Steinem, G. (n.d.). Revolution from within: A book of self-esteem: Paperback. Barnes & Noble.

“We need to be long-distance runners to make a real social revolution. And you can’t be a long-distance runner unless you have some inner strength.” Editors. (2009, December 16). Gloria Steinem.

Gloria seizes opportunities to help her fellow women, whether that means advocating for far-reaching policies or providing inspiration for the individual.

8. Elevating women’s voices in the media

Gloria worked alongside Jane Fonda and Robin Morgan to create the Women’s Media Center. The Center aims to increase the number of women working in media to guarantee that women’s and girls’ voices are heard and have space on the national stage. Their research and reports underscore the continued disparity between men and women in media, and their training and leadership programs help women advance in their careers.

Equality Now recognizes the importance of women’s voices, which led to the development of the US Public Voices Fellowship on Advancing the Rights of Women and Girls, created in partnership with The OpEd Project and Senior Advisor Ann MacDougall. Fellows receive a year of training and mentorship to help elevate their work.

For social norms to change, women’s stories must be heard. Gloria has paved the way for more women to bring their voices to a national audience and have influence in the media industry.

9. Transforming the workplace for women

Gloria leads by example. At Ms. Magazine in the 1960s, pregnant women and working mothers were welcome, and they had the option to bring their children to the magazine’s daycare center.
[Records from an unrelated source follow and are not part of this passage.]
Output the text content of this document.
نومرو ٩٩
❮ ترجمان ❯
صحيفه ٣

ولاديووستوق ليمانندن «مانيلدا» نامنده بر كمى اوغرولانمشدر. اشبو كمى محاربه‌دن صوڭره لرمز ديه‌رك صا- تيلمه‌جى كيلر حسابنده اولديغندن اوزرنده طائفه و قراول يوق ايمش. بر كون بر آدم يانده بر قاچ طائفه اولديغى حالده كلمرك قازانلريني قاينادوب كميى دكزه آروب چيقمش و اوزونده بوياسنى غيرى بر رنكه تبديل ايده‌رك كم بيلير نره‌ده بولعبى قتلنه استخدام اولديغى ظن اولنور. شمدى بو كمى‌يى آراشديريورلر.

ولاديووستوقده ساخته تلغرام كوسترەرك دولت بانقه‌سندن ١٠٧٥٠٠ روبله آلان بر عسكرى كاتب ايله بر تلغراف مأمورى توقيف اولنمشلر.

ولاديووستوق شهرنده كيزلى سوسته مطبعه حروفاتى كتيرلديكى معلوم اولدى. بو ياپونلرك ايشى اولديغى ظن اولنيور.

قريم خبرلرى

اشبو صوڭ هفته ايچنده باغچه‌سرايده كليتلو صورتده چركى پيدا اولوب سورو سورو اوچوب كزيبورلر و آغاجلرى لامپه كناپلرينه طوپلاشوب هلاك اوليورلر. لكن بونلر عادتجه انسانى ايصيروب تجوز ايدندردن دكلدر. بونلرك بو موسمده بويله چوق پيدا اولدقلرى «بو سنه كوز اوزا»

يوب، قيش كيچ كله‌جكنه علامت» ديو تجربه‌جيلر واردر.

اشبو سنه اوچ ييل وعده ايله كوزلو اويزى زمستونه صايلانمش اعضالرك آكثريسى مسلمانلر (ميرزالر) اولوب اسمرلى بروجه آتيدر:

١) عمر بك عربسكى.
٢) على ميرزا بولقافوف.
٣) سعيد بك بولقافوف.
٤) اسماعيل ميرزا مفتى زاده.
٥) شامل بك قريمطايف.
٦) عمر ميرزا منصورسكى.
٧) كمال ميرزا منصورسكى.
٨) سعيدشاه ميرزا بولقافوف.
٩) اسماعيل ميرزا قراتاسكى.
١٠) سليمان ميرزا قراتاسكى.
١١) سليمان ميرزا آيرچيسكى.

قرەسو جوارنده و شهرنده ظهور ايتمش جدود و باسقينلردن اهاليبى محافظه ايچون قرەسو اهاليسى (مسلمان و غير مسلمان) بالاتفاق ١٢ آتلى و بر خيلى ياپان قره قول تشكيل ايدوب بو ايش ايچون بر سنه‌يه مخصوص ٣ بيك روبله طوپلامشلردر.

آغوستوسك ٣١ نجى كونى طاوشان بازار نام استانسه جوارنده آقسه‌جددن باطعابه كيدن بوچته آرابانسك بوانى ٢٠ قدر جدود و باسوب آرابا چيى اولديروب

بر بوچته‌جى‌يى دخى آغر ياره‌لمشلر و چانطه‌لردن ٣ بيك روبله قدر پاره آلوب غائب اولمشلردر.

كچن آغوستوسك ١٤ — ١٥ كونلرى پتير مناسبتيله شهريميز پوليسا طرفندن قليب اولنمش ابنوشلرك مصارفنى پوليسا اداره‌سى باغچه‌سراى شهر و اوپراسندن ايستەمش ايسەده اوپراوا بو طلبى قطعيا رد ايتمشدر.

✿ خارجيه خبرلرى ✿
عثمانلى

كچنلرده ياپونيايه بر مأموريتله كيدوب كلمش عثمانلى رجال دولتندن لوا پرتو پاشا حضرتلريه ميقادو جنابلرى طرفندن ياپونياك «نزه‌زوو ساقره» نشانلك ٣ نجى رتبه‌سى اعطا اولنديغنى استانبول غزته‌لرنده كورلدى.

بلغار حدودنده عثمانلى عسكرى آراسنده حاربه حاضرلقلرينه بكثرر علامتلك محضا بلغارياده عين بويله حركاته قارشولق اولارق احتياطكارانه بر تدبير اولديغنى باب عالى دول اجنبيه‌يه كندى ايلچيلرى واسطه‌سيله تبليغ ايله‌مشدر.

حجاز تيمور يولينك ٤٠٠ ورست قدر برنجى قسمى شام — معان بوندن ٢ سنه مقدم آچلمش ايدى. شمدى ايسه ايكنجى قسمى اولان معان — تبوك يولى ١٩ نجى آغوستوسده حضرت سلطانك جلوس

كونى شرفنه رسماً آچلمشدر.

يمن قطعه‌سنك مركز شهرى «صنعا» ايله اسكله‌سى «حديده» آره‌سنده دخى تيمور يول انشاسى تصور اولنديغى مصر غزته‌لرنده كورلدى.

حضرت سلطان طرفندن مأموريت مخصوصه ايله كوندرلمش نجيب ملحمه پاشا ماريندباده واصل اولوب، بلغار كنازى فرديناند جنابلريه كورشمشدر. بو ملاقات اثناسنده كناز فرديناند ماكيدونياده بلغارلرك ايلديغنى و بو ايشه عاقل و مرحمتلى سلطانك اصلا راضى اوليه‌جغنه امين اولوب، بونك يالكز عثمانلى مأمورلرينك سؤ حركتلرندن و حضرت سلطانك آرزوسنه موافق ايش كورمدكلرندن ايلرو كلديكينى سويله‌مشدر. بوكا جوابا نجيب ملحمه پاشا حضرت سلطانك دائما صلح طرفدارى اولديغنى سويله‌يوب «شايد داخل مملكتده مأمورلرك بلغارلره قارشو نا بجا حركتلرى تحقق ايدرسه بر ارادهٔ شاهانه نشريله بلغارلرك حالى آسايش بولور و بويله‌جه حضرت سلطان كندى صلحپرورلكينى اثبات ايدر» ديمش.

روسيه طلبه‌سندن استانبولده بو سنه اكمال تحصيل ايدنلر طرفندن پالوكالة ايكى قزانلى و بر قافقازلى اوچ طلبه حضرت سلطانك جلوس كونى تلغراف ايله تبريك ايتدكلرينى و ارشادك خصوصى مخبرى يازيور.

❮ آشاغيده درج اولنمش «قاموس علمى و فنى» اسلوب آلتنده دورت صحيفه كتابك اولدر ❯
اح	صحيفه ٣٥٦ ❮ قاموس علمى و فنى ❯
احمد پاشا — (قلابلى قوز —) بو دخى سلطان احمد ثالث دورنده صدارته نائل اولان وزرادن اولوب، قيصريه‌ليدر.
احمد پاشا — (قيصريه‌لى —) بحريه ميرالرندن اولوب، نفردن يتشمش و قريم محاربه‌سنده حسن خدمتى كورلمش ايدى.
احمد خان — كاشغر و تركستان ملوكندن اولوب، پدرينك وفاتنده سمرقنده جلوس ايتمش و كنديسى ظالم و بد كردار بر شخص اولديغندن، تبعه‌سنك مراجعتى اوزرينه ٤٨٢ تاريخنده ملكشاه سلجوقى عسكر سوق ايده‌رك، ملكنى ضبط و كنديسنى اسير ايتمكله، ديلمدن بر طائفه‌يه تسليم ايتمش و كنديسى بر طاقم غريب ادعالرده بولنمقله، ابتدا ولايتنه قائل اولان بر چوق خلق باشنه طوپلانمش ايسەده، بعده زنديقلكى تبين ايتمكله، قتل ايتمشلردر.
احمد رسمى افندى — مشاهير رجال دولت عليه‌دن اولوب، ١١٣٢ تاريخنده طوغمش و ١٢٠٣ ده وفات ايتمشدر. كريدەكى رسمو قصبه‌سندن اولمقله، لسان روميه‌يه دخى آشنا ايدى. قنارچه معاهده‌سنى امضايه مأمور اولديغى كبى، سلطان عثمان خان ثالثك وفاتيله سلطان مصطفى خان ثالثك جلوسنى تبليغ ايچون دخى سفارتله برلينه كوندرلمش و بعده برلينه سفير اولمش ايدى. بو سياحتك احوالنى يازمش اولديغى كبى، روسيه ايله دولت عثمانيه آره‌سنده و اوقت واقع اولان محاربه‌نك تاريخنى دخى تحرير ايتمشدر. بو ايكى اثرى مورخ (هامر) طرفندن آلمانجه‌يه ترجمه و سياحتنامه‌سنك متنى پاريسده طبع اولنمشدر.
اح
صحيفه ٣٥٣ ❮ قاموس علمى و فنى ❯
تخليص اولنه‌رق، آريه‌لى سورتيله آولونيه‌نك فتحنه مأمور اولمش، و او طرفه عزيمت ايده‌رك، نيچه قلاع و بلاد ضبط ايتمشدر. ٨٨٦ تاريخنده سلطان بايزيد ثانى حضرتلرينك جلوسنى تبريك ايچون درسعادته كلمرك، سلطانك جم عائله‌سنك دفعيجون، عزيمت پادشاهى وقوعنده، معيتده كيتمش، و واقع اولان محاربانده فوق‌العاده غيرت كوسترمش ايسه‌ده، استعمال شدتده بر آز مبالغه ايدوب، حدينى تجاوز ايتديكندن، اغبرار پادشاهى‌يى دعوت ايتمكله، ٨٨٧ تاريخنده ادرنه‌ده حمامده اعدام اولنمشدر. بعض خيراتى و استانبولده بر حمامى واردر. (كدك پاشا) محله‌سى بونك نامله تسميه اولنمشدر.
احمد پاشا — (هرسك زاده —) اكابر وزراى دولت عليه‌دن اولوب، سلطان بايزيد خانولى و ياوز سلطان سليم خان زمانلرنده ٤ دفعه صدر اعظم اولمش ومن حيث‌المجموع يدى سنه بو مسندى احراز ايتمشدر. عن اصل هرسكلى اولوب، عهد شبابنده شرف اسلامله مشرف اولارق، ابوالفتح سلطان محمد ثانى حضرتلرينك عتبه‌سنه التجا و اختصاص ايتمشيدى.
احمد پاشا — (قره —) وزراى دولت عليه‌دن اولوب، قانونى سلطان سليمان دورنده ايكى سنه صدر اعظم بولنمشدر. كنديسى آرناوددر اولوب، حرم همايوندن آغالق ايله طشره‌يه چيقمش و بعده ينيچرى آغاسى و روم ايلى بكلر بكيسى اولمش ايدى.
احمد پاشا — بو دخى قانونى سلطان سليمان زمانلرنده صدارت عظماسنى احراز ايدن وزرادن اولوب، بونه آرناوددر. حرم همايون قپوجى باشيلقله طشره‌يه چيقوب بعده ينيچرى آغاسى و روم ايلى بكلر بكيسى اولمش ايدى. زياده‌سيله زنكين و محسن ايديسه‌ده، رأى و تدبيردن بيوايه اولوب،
More recently, she supported the Make It Work campaign, which aimed to guarantee subsidized childcare, paid leave, and more. 

In the 1960s, she went undercover at the Playboy Club. Her following article titled “A Bunny’s Tale” outlined terrible work conditions, such as low pay and required gynecologist exams; routine objectification; and sexual exploitation. Hugh Hefner ended the practice of mandatory health exams after Gloria’s exposé.

In the 1970s, she spoke with the Smithsonian Institution Women’s Council and pointed out that “[the] entire maintenance crew was black and the women handled the mops and dustcloths, while the men used machines.”  This conversation led to an internal investigation, resulting in additional training opportunities for women, access to machinery positions, and higher pay.

Gloria has never stopped raising awareness and advocating for women’s continued presence in all industries, calling out differing expectations and stereotypes. In a speech to graduating college students, she once said, “the technical definition of women’s work is shit work.”

The result of her efforts is a transformed workplace that is more welcoming, safe, and fair for women.

Gloria Steinem’s impact on the Women’s Liberation Movement has created lasting change with effects reverberating across generations. She continues to advocate for women and girls everywhere and inspires change through her writing, media appearances, lectures, and more. Without Gloria Steinem, the world would not be what it is, and women would not have the voice they do.